Braiding Interactions in Anyonic Quantum Walks

TL;DR

This paper reviews how braiding statistics influence anyonic quantum walks, showing that non-Abelian anyons induce entanglement and decoherence, with potential experimental realizations in fractional quantum Hall systems.

Contribution

It provides a comprehensive review of recent results on anyonic quantum walks, highlighting the effects of braiding and entanglement, and presents numerical analysis of mixing times.

Findings

Non-Abelian anyons cause entanglement with topological degrees of freedom.

Decoherence leads to classical-like behavior in infinite ladder walks.

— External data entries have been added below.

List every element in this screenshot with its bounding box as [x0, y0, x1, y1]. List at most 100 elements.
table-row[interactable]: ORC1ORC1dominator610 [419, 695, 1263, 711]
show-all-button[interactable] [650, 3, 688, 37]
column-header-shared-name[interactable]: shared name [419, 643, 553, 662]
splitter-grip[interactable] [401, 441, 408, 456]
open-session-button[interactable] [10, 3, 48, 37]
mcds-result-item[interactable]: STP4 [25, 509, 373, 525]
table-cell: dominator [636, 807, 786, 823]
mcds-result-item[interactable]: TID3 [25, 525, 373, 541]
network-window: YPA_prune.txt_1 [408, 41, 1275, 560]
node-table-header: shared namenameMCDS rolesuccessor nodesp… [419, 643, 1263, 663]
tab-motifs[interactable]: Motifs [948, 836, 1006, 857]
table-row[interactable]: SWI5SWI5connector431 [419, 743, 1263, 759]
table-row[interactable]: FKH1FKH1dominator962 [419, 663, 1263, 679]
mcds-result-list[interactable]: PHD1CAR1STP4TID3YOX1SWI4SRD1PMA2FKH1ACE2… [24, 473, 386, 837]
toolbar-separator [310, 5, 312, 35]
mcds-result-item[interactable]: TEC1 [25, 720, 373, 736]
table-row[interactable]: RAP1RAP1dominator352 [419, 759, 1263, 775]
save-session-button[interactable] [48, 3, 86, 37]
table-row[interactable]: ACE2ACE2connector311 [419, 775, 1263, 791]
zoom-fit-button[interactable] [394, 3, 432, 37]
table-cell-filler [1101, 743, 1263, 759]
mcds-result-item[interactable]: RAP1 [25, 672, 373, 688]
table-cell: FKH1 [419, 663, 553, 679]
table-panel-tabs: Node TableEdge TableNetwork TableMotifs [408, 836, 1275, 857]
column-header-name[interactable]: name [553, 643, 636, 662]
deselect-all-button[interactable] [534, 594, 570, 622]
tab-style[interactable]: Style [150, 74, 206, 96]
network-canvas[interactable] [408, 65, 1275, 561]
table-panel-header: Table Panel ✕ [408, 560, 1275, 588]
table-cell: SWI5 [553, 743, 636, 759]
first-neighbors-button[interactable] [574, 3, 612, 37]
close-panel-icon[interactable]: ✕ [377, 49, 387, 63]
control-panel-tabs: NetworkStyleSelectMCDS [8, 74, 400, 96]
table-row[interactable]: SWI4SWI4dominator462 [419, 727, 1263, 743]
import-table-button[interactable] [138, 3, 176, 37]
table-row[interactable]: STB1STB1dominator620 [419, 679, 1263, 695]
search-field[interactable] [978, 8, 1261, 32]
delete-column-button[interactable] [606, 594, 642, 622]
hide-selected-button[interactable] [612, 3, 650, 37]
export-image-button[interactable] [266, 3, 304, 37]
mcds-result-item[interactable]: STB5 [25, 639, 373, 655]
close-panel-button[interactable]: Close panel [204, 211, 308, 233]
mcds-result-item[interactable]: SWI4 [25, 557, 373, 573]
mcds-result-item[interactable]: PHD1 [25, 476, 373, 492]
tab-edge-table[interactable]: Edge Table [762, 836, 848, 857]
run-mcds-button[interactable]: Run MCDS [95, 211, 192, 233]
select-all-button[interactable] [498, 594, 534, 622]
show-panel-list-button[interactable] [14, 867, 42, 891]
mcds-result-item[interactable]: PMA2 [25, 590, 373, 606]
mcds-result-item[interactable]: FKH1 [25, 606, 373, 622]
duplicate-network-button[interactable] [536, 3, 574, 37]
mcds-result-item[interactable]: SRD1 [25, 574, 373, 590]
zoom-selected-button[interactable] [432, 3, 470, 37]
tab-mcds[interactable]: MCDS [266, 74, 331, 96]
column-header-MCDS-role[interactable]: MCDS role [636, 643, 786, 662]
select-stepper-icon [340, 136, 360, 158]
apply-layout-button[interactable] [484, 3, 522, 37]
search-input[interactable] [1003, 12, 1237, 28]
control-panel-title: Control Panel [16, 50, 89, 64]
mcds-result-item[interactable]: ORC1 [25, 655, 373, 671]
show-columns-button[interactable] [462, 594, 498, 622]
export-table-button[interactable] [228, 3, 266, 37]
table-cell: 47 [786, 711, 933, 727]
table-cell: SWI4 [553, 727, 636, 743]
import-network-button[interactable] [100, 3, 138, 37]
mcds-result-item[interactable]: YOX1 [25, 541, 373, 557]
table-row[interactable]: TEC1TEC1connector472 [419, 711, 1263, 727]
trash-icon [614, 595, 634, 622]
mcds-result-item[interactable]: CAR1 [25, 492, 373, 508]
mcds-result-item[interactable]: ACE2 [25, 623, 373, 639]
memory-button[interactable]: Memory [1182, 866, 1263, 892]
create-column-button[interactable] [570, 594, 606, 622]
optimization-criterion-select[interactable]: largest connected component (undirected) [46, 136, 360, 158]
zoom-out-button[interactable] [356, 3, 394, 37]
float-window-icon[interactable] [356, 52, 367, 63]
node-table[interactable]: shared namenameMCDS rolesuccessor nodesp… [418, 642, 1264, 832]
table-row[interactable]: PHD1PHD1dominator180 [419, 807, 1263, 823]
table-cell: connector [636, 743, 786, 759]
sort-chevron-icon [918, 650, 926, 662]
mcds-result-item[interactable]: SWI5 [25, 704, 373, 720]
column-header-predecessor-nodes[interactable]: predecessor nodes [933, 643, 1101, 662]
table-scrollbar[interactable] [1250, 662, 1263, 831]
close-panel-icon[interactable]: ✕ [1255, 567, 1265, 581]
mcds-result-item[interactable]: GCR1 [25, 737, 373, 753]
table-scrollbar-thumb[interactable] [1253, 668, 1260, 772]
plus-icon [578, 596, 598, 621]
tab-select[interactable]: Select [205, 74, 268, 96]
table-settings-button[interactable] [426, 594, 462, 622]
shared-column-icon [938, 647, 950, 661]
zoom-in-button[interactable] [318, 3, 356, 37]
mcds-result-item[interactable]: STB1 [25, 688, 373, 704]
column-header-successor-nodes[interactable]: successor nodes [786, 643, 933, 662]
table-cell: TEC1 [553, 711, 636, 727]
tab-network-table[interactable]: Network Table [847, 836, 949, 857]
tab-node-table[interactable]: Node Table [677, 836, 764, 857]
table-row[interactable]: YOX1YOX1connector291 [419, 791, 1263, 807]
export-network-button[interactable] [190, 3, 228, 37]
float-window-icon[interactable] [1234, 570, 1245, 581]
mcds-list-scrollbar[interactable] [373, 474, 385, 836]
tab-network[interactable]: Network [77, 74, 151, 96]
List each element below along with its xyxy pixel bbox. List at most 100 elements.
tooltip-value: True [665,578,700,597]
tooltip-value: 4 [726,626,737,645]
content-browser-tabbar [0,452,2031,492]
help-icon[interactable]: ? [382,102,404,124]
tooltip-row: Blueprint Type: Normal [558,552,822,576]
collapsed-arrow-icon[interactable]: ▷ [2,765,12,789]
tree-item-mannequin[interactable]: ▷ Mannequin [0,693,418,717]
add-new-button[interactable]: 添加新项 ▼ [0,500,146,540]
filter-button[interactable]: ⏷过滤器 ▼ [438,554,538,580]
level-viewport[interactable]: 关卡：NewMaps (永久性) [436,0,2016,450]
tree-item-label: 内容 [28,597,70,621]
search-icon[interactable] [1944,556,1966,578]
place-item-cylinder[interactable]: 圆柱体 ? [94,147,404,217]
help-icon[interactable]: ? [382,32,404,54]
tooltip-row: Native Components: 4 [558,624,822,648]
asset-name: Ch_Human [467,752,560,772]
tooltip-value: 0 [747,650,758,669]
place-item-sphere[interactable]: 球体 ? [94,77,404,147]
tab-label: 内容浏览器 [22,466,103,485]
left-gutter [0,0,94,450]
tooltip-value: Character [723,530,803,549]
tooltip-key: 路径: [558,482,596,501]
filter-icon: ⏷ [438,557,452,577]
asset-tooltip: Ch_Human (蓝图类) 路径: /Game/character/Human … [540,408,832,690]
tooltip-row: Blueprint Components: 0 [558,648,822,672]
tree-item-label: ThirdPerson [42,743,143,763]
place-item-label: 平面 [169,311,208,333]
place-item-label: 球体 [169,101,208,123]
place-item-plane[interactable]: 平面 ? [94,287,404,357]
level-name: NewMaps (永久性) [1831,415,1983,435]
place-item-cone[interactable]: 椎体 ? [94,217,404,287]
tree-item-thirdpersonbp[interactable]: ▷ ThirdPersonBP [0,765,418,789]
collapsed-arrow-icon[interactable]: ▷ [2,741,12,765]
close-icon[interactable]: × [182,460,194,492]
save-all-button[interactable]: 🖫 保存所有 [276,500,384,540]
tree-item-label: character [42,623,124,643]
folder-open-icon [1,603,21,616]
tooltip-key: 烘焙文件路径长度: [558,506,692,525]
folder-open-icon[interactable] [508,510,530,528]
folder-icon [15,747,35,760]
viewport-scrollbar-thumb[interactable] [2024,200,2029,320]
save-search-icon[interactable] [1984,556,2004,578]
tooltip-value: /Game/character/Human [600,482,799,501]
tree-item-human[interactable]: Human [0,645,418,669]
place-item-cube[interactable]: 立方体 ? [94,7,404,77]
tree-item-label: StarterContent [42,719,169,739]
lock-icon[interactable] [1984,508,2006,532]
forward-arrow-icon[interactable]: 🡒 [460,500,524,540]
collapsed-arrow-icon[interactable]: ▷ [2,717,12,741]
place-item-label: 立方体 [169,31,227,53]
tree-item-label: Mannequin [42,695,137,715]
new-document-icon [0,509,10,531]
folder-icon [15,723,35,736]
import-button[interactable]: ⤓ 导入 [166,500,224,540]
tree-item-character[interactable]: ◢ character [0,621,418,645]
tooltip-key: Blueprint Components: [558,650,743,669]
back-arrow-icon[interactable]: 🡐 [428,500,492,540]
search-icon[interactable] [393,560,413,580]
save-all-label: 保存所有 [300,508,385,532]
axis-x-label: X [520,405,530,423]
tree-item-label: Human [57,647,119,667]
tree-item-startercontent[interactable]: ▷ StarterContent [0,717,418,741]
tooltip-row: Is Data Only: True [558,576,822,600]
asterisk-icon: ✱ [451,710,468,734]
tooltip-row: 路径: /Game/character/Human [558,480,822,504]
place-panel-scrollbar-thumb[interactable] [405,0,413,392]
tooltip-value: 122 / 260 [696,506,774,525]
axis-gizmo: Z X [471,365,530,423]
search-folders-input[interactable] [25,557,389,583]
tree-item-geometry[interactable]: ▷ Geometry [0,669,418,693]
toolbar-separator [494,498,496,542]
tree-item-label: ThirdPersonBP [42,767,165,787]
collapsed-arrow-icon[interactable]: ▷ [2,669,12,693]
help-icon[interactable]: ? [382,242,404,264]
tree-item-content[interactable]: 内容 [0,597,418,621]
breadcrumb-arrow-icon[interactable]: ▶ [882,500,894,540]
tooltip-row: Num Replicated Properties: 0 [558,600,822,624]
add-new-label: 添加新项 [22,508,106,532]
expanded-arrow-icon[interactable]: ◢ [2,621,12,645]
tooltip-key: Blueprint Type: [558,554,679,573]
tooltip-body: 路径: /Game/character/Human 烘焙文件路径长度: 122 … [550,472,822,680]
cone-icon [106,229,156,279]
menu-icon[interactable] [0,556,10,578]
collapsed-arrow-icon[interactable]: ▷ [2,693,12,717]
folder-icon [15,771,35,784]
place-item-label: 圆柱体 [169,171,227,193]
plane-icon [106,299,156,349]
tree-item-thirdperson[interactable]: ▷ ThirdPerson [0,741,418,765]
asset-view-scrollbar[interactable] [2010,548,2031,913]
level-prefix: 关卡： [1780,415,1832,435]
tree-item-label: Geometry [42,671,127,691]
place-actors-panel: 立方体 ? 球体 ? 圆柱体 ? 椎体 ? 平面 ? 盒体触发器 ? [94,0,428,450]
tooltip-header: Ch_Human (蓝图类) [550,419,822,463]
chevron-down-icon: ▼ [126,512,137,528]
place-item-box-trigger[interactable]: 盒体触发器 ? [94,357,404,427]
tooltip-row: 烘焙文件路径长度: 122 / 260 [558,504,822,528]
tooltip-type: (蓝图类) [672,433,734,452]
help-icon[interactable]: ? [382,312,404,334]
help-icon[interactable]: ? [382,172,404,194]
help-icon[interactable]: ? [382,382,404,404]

Numerical results on mixing times for $SU(2)_2$ anyon walks.

Abstract

The anyonic quantum walk is a dynamical model describing a single anyon propagating along a chain of stationary anyons and interacting via mutual braiding statistics. We review the recent results on the effects of braiding statistics in anyonic quantum walks in quasi-one dimensional ladder geometries. For anyons which correspond to spin-1/2 irreps of the quantum groups $SU(2)_k$, the non-Abelian species $(1<k<\infty)$ gives rise to entanglement between the walker and topological degrees of freedom which is quantified by quantum link invariants over the trajectories of the walk. The decoherence is strong enough to reduce the walk on the infinite ladder to classical like behaviour. We also present numerical results on mixing times of $SU(2)_2$ or Ising model anyon walks on cyclic graphs. Finally, the possible experimental simulation of the anyonic quantum walk in Fractional Quantum Hall systems is discussed.